La mutation actuelle du christianisme appelle à un changement de paradigme dans l’Eglise catholique
La crise que traverse l’Église catholique relève-t-elle seulement de dysfonctionnements dans son organisation ou de retards dans les bonnes décisions ? Est-ce que, par exemple, la réforme annoncée de la Curie romaine (Evangelium predicandi) va influer sur un renouveau de la foi chrétienne ? Le Synode catholique allemand en cours demande, pour une part significative de ses participants, l’ordination d’hommes et de femmes mariés, l’abrogation de la loi du célibat et même la liberté pour les prêtres déjà en exercice de se marier (1). Est-ce que ces vœux du Synode allemand, s’ils sont acceptés, libéreront les évangiles ? Est-ce que le Synode catholique universel, lancé par le pape François, qui culminera à Rome à l’automne 2023, tiendra compte des demandes tous azimuts que les catholiques du monde entier vont faire remonter à Rome ? Quelles demandes considérera-t-on comme prioritaires ? Dans l’état actuel des choses et compte tenu de ce qui s’est passé au Synode sur l’Amazonie, bien des doutes sont permis.
Il est surtout bienvenu de se demander si les « réformes retenues » seront suffisantes pour revitaliser la voie chrétienne. Seront-elles assez déterminantes pour permettre aux chrétiens du XXIe siècle d’affermir leur foi en Dieu, de marcher sur les pas de Jésus de Nazareth, au sein de cultures marquées par les sciences physiques et humaines, et par ce que nous appelons la modernité qui gagne tous les peuples de la planète ? Avançons quelques pistes.
- Un premier point que l’on peut aborder, dans la crise du catholicisme, concerne la structure hiérarchique de l’Église catholique qui n’est née qu’au second siècle de notre ère. Dans son fonctionnement, elle pratique très peu la démocratie élective. Du pape aux évêques, aucun responsable n’est soumis à un processus représentatif. Le conclave papal ne l’est que d’une façon très limitée. Les prêtres sont formés pour l’essentiel dès leur jeune âge dans des séminaires fermés, avec essentiellement de la philosophie et de la théologie traditionnelles.
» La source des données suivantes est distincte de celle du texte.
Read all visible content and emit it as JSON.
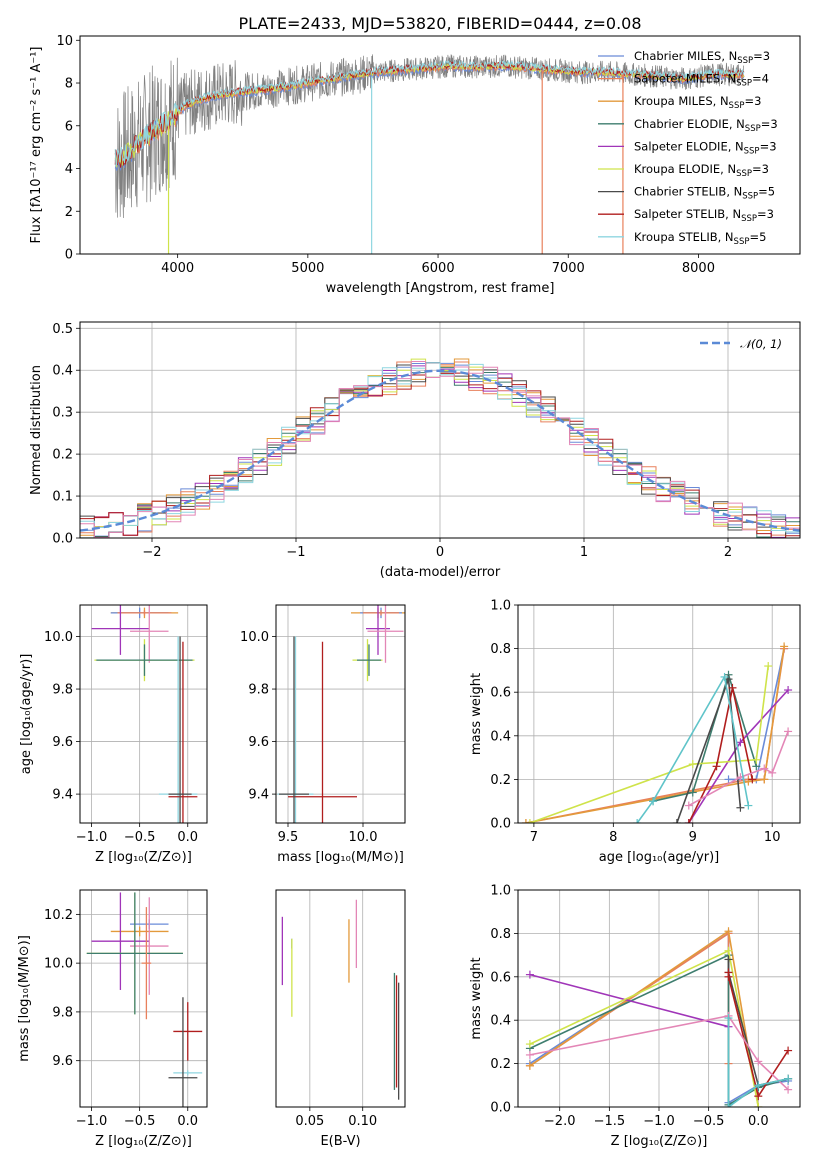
{
  "figure": {
    "title": "PLATE=2433, MJD=53820, FIBERID=0444, z=0.08"
  },
  "colors": {
    "Chabrier MILES": "#6a8bd8",
    "Salpeter MILES": "#e8805c",
    "Kroupa MILES": "#e39a3b",
    "Chabrier ELODIE": "#3e7d6e",
    "Salpeter ELODIE": "#a035b8",
    "Kroupa ELODIE": "#cfe34a",
    "Chabrier STELIB": "#4a4a4a",
    "Salpeter STELIB": "#b01e1e",
    "Kroupa STELIB": "#8fd6e0",
    "data": "#808080",
    "pink": "#e386b6",
    "teal": "#5fc4c9",
    "gaussian": "#5b8ad6"
  },
  "chart_data": [
    {
      "id": "spectrum",
      "type": "line",
      "title": "PLATE=2433, MJD=53820, FIBERID=0444, z=0.08",
      "xlabel": "wavelength [Angstrom, rest frame]",
      "ylabel": "Flux [fλ10⁻¹⁷ erg cm⁻² s⁻¹ A⁻¹]",
      "xlim": [
        3250,
        8780
      ],
      "ylim": [
        0,
        10.2
      ],
      "xticks": [
        4000,
        5000,
        6000,
        7000,
        8000
      ],
      "yticks": [
        0,
        2,
        4,
        6,
        8,
        10
      ],
      "continuum": {
        "x": [
          3550,
          3650,
          3750,
          3850,
          3950,
          4050,
          4150,
          4300,
          4500,
          4700,
          4900,
          5100,
          5300,
          5500,
          5700,
          5900,
          6100,
          6300,
          6500,
          6700,
          6900,
          7100,
          7300,
          7500,
          7700,
          7900,
          8100,
          8300
        ],
        "y": [
          4.4,
          4.9,
          5.4,
          5.9,
          6.3,
          6.9,
          7.2,
          7.4,
          7.6,
          7.7,
          7.9,
          8.1,
          8.3,
          8.5,
          8.6,
          8.7,
          8.8,
          8.75,
          8.8,
          8.7,
          8.6,
          8.5,
          8.5,
          8.4,
          8.3,
          8.2,
          8.4,
          8.4
        ]
      },
      "legend": [
        {
          "label": "Chabrier MILES, N",
          "sub": "SSP",
          "tail": "=3",
          "color": "#6a8bd8"
        },
        {
          "label": "Salpeter MILES, N",
          "sub": "SSP",
          "tail": "=4",
          "color": "#e8805c"
        },
        {
          "label": "Kroupa MILES, N",
          "sub": "SSP",
          "tail": "=3",
          "color": "#e39a3b"
        },
        {
          "label": "Chabrier ELODIE, N",
          "sub": "SSP",
          "tail": "=3",
          "color": "#3e7d6e"
        },
        {
          "label": "Salpeter ELODIE, N",
          "sub": "SSP",
          "tail": "=3",
          "color": "#a035b8"
        },
        {
          "label": "Kroupa ELODIE, N",
          "sub": "SSP",
          "tail": "=3",
          "color": "#cfe34a"
        },
        {
          "label": "Chabrier STELIB, N",
          "sub": "SSP",
          "tail": "=5",
          "color": "#4a4a4a"
        },
        {
          "label": "Salpeter STELIB, N",
          "sub": "SSP",
          "tail": "=3",
          "color": "#b01e1e"
        },
        {
          "label": "Kroupa STELIB, N",
          "sub": "SSP",
          "tail": "=5",
          "color": "#8fd6e0"
        }
      ],
      "spikes": [
        {
          "x": 3930,
          "y0": 0,
          "y1": 6.0,
          "color": "#cfe34a"
        },
        {
          "x": 5490,
          "y0": 0,
          "y1": 8.3,
          "color": "#8fd6e0"
        },
        {
          "x": 6800,
          "y0": 0,
          "y1": 8.6,
          "color": "#e8805c"
        },
        {
          "x": 7420,
          "y0": 0,
          "y1": 8.4,
          "color": "#e8805c"
        }
      ]
    },
    {
      "id": "residuals",
      "type": "line",
      "xlabel": "(data-model)/error",
      "ylabel": "Normed distribution",
      "xlim": [
        -2.5,
        2.5
      ],
      "ylim": [
        0,
        0.515
      ],
      "xticks": [
        -2,
        -1,
        0,
        1,
        2
      ],
      "yticks": [
        0.0,
        0.1,
        0.2,
        0.3,
        0.4,
        0.5
      ],
      "gaussian_label": "𝒩(0, 1)",
      "bin_width": 0.1
    },
    {
      "id": "age_vs_Z",
      "type": "scatter",
      "xlabel": "Z [log₁₀(Z/Z⊙)]",
      "ylabel": "age  [log₁₀(age/yr)]",
      "xlim": [
        -1.12,
        0.2
      ],
      "ylim": [
        9.29,
        10.12
      ],
      "xticks": [
        -1.0,
        -0.5,
        0.0
      ],
      "yticks": [
        9.4,
        9.6,
        9.8,
        10.0
      ],
      "points": [
        {
          "x": -0.45,
          "y": 10.09,
          "xerr": 0.35,
          "yerr": 0.02,
          "color": "#e39a3b"
        },
        {
          "x": -0.5,
          "y": 10.09,
          "xerr": 0.3,
          "yerr": 0.02,
          "color": "#6a8bd8"
        },
        {
          "x": -0.45,
          "y": 10.09,
          "xerr": 0.28,
          "yerr": 0.01,
          "color": "#e8805c"
        },
        {
          "x": -0.7,
          "y": 10.03,
          "xerr": 0.3,
          "yerr": 0.1,
          "color": "#a035b8"
        },
        {
          "x": -0.4,
          "y": 10.02,
          "xerr": 0.2,
          "yerr": 0.12,
          "color": "#e386b6"
        },
        {
          "x": -0.45,
          "y": 9.91,
          "xerr": 0.52,
          "yerr": 0.08,
          "color": "#cfe34a"
        },
        {
          "x": -0.45,
          "y": 9.91,
          "xerr": 0.5,
          "yerr": 0.06,
          "color": "#3e7d6e"
        },
        {
          "x": -0.1,
          "y": 9.4,
          "xerr": 0.2,
          "yerr": 0.6,
          "color": "#8fd6e0"
        },
        {
          "x": -0.05,
          "y": 9.39,
          "xerr": 0.15,
          "yerr": 0.59,
          "color": "#b01e1e"
        },
        {
          "x": -0.08,
          "y": 9.4,
          "xerr": 0.12,
          "yerr": 0.6,
          "color": "#4a4a4a"
        }
      ]
    },
    {
      "id": "age_vs_mass",
      "type": "scatter",
      "xlabel": "mass [log₁₀(M/M⊙)]",
      "ylabel": "",
      "xlim": [
        9.42,
        10.28
      ],
      "ylim": [
        9.29,
        10.12
      ],
      "xticks": [
        9.5,
        10.0
      ],
      "yticks": [
        9.4,
        9.6,
        9.8,
        10.0
      ],
      "points": [
        {
          "x": 10.1,
          "y": 10.09,
          "xerr": 0.18,
          "yerr": 0.02,
          "color": "#e39a3b"
        },
        {
          "x": 10.12,
          "y": 10.09,
          "xerr": 0.14,
          "yerr": 0.02,
          "color": "#6a8bd8"
        },
        {
          "x": 10.12,
          "y": 10.09,
          "xerr": 0.12,
          "yerr": 0.01,
          "color": "#e8805c"
        },
        {
          "x": 10.1,
          "y": 10.03,
          "xerr": 0.08,
          "yerr": 0.1,
          "color": "#a035b8"
        },
        {
          "x": 10.15,
          "y": 10.02,
          "xerr": 0.12,
          "yerr": 0.12,
          "color": "#e386b6"
        },
        {
          "x": 10.03,
          "y": 9.91,
          "xerr": 0.1,
          "yerr": 0.08,
          "color": "#cfe34a"
        },
        {
          "x": 10.04,
          "y": 9.91,
          "xerr": 0.08,
          "yerr": 0.06,
          "color": "#3e7d6e"
        },
        {
          "x": 9.55,
          "y": 9.4,
          "xerr": 0.12,
          "yerr": 0.6,
          "color": "#8fd6e0"
        },
        {
          "x": 9.73,
          "y": 9.39,
          "xerr": 0.23,
          "yerr": 0.59,
          "color": "#b01e1e"
        },
        {
          "x": 9.54,
          "y": 9.4,
          "xerr": 0.1,
          "yerr": 0.6,
          "color": "#4a4a4a"
        }
      ]
    },
    {
      "id": "weight_vs_age",
      "type": "line",
      "xlabel": "age  [log₁₀(age/yr)]",
      "ylabel": "mass weight",
      "xlim": [
        6.8,
        10.35
      ],
      "ylim": [
        0,
        1.0
      ],
      "xticks": [
        7,
        8,
        9,
        10
      ],
      "yticks": [
        0.0,
        0.2,
        0.4,
        0.6,
        0.8,
        1.0
      ],
      "series": [
        {
          "color": "#6a8bd8",
          "x": [
            9.45,
            9.8,
            10.15
          ],
          "y": [
            0.2,
            0.2,
            0.8
          ]
        },
        {
          "color": "#e8805c",
          "x": [
            6.9,
            9.7,
            9.9,
            10.15
          ],
          "y": [
            0.0,
            0.2,
            0.2,
            0.8
          ]
        },
        {
          "color": "#e39a3b",
          "x": [
            6.9,
            9.7,
            9.9,
            10.15
          ],
          "y": [
            0.0,
            0.19,
            0.2,
            0.81
          ]
        },
        {
          "color": "#3e7d6e",
          "x": [
            8.5,
            9.0,
            9.45,
            9.8
          ],
          "y": [
            0.1,
            0.14,
            0.68,
            0.26
          ]
        },
        {
          "color": "#a035b8",
          "x": [
            8.95,
            9.6,
            10.2
          ],
          "y": [
            0.0,
            0.37,
            0.61
          ]
        },
        {
          "color": "#cfe34a",
          "x": [
            6.95,
            9.0,
            9.8,
            9.95
          ],
          "y": [
            0.0,
            0.27,
            0.29,
            0.72
          ]
        },
        {
          "color": "#4a4a4a",
          "x": [
            8.8,
            9.45,
            9.6
          ],
          "y": [
            0.0,
            0.66,
            0.07
          ]
        },
        {
          "color": "#b01e1e",
          "x": [
            8.95,
            9.3,
            9.5,
            9.75
          ],
          "y": [
            0.0,
            0.26,
            0.62,
            0.2
          ]
        },
        {
          "color": "#e386b6",
          "x": [
            8.95,
            9.6,
            9.9,
            10.0,
            10.2
          ],
          "y": [
            0.08,
            0.21,
            0.25,
            0.23,
            0.42
          ]
        },
        {
          "color": "#5fc4c9",
          "x": [
            8.3,
            8.5,
            9.4,
            9.7
          ],
          "y": [
            0.0,
            0.1,
            0.67,
            0.08
          ]
        }
      ]
    },
    {
      "id": "mass_vs_Z",
      "type": "scatter",
      "xlabel": "Z [log₁₀(Z/Z⊙)]",
      "ylabel": "mass [log₁₀(M/M⊙)]",
      "xlim": [
        -1.12,
        0.2
      ],
      "ylim": [
        9.41,
        10.3
      ],
      "xticks": [
        -1.0,
        -0.5,
        0.0
      ],
      "yticks": [
        9.6,
        9.8,
        10.0,
        10.2
      ],
      "points": [
        {
          "x": -0.4,
          "y": 10.16,
          "xerr": 0.2,
          "yerr": 0.02,
          "color": "#6a8bd8"
        },
        {
          "x": -0.5,
          "y": 10.13,
          "xerr": 0.3,
          "yerr": 0.02,
          "color": "#e39a3b"
        },
        {
          "x": -0.7,
          "y": 10.09,
          "xerr": 0.3,
          "yerr": 0.2,
          "color": "#a035b8"
        },
        {
          "x": -0.4,
          "y": 10.07,
          "xerr": 0.2,
          "yerr": 0.2,
          "color": "#e386b6"
        },
        {
          "x": -0.55,
          "y": 10.04,
          "xerr": 0.5,
          "yerr": 0.25,
          "color": "#cfe34a"
        },
        {
          "x": -0.55,
          "y": 10.04,
          "xerr": 0.5,
          "yerr": 0.25,
          "color": "#3e7d6e"
        },
        {
          "x": -0.43,
          "y": 10.0,
          "xerr": 0.05,
          "yerr": 0.23,
          "color": "#e8805c"
        },
        {
          "x": 0.0,
          "y": 9.72,
          "xerr": 0.15,
          "yerr": 0.12,
          "color": "#b01e1e"
        },
        {
          "x": 0.0,
          "y": 9.55,
          "xerr": 0.15,
          "yerr": 0.01,
          "color": "#8fd6e0"
        },
        {
          "x": -0.05,
          "y": 9.53,
          "xerr": 0.15,
          "yerr": 0.33,
          "color": "#4a4a4a"
        }
      ]
    },
    {
      "id": "mass_vs_EBV",
      "type": "scatter",
      "xlabel": "E(B-V)",
      "ylabel": "",
      "xlim": [
        0.018,
        0.14
      ],
      "ylim": [
        9.41,
        10.3
      ],
      "xticks": [
        0.05,
        0.1
      ],
      "points": [
        {
          "x": 0.024,
          "y": 10.05,
          "yerr": 0.14,
          "color": "#a035b8"
        },
        {
          "x": 0.033,
          "y": 10.08,
          "yerr": 0.02,
          "color": "#6a8bd8"
        },
        {
          "x": 0.033,
          "y": 9.94,
          "yerr": 0.16,
          "color": "#cfe34a"
        },
        {
          "x": 0.087,
          "y": 10.05,
          "yerr": 0.13,
          "color": "#e39a3b"
        },
        {
          "x": 0.094,
          "y": 10.12,
          "yerr": 0.14,
          "color": "#e386b6"
        },
        {
          "x": 0.13,
          "y": 9.72,
          "yerr": 0.24,
          "color": "#3e7d6e"
        },
        {
          "x": 0.132,
          "y": 9.72,
          "yerr": 0.23,
          "color": "#b01e1e"
        },
        {
          "x": 0.134,
          "y": 9.68,
          "yerr": 0.24,
          "color": "#4a4a4a"
        }
      ]
    },
    {
      "id": "weight_vs_Z",
      "type": "line",
      "xlabel": "Z [log₁₀(Z/Z⊙)]",
      "ylabel": "mass weight",
      "xlim": [
        -2.42,
        0.42
      ],
      "ylim": [
        0,
        1.0
      ],
      "xticks": [
        -2.0,
        -1.5,
        -1.0,
        -0.5,
        0.0
      ],
      "yticks": [
        0.0,
        0.2,
        0.4,
        0.6,
        0.8,
        1.0
      ],
      "series": [
        {
          "color": "#6a8bd8",
          "x": [
            -2.3,
            -0.3,
            -0.3,
            0.0,
            0.3
          ],
          "y": [
            0.2,
            0.8,
            0.02,
            0.1,
            0.12
          ]
        },
        {
          "color": "#e8805c",
          "x": [
            -2.3,
            -0.3,
            -0.3
          ],
          "y": [
            0.19,
            0.8,
            0.2
          ]
        },
        {
          "color": "#e39a3b",
          "x": [
            -2.3,
            -0.3,
            0.0
          ],
          "y": [
            0.19,
            0.81,
            0.0
          ]
        },
        {
          "color": "#3e7d6e",
          "x": [
            -2.3,
            -0.3,
            -0.3,
            0.0,
            0.3
          ],
          "y": [
            0.27,
            0.7,
            0.01,
            0.09,
            0.13
          ]
        },
        {
          "color": "#a035b8",
          "x": [
            -2.3,
            -0.3
          ],
          "y": [
            0.61,
            0.37
          ]
        },
        {
          "color": "#cfe34a",
          "x": [
            -2.3,
            -0.3,
            0.0
          ],
          "y": [
            0.29,
            0.72,
            0.0
          ]
        },
        {
          "color": "#4a4a4a",
          "x": [
            -0.3,
            -0.3,
            0.0,
            0.3
          ],
          "y": [
            0.68,
            0.62,
            0.1,
            0.13
          ]
        },
        {
          "color": "#b01e1e",
          "x": [
            -0.3,
            -0.3,
            0.0,
            0.3
          ],
          "y": [
            0.62,
            0.6,
            0.05,
            0.26
          ]
        },
        {
          "color": "#e386b6",
          "x": [
            -2.3,
            -0.3,
            0.0,
            0.3
          ],
          "y": [
            0.24,
            0.42,
            0.21,
            0.08
          ]
        },
        {
          "color": "#5fc4c9",
          "x": [
            -0.3,
            -0.3,
            0.0,
            0.3
          ],
          "y": [
            0.41,
            0.0,
            0.1,
            0.13
          ]
        }
      ]
    }
  ]
}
La réforme protestante, inaugurée par Martin Luther en 1517, avait mis par terre cette structure pyramidale. Aujourd’hui, toute personne honnête et informée reconnaît que ce fut une rupture libératrice à l’encontre du pouvoir pontifical (les indulgences) et en faveur d’une lecture directe de la Bible par le peuple. Malheureusement, le Concile de Trente (1565), dans sa contre-réforme, refusa de tirer le moindre enseignement de la nouveauté protestante. Il congela l’Église catholique pour plusieurs siècles. Ce n’est qu’au XXe siècle que les choses bougèrent sensiblement, en particulier, avec la tenue du Concile Vatican II (1962-1965). Mais, on connaît aujourd’hui les limites de ce concile, ainsi que les résistances et les retours en arrière qui se sont produits depuis sa clôture.
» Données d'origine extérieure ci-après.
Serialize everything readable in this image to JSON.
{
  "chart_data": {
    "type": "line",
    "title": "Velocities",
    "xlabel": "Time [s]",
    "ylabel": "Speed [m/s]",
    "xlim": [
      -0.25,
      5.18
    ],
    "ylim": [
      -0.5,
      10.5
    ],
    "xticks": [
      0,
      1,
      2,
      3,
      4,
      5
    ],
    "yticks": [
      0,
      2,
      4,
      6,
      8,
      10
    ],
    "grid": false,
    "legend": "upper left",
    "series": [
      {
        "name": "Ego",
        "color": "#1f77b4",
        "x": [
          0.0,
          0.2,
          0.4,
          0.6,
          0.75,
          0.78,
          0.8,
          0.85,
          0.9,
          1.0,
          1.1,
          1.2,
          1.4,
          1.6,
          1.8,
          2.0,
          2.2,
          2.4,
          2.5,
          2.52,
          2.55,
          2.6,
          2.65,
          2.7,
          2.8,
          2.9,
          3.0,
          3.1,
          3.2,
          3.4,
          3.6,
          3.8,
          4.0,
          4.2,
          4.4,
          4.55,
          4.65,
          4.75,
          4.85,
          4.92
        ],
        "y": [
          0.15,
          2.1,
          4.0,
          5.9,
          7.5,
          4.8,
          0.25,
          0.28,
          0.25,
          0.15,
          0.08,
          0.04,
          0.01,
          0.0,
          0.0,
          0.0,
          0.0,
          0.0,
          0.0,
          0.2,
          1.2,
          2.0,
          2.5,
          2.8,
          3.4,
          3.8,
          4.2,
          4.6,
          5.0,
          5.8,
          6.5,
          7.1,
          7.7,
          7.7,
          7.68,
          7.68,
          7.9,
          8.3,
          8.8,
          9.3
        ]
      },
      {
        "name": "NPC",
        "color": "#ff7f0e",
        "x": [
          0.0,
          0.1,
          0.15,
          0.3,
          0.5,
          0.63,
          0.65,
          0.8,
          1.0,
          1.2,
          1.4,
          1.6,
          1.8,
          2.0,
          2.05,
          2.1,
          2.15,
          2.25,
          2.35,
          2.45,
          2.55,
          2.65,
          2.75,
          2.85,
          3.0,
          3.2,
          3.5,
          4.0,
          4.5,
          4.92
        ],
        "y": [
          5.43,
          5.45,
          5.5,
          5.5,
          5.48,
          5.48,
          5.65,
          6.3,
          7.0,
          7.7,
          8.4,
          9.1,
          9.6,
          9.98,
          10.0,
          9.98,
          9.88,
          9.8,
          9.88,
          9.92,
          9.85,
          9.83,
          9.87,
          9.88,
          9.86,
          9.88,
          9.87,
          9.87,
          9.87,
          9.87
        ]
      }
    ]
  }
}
En 1905, au moment des lois de séparation de l’Église et de l’État, Émile Durkheim qualifiait l’Église de « monstre » (2) en raison du caractère d’exception qu’elle s’attribuait par rapport aux conquêtes démocratiques et face à la laïcité. Saura-t-elle aujourd’hui aller plus loin en matière de pratiques pluralistes ? Sans revenir encore et encore au phénomène du 3ème homme décrit en 1966 au lendemain du concile, par François Roustang dans la revue Christus (3), il faut bien admettre que depuis lors beaucoup de catholiques ont quitté la pratique liturgique, et la vie de l’Église, et continuent de le faire presque 60 ans après. Et cela, en raison de sa doctrine et de ses formulations pré-modernes. Ce qui aujourd’hui stupéfie beaucoup d’observateurs, c’est que l’énorme exode, disciplinaire et doctrinal que ce phénomène représente, qui a touché autant les prêtres et les religieux que les laïcs, ne semble pas inquiéter/ni interroger en profondeur l’Église catholique institutionnelle.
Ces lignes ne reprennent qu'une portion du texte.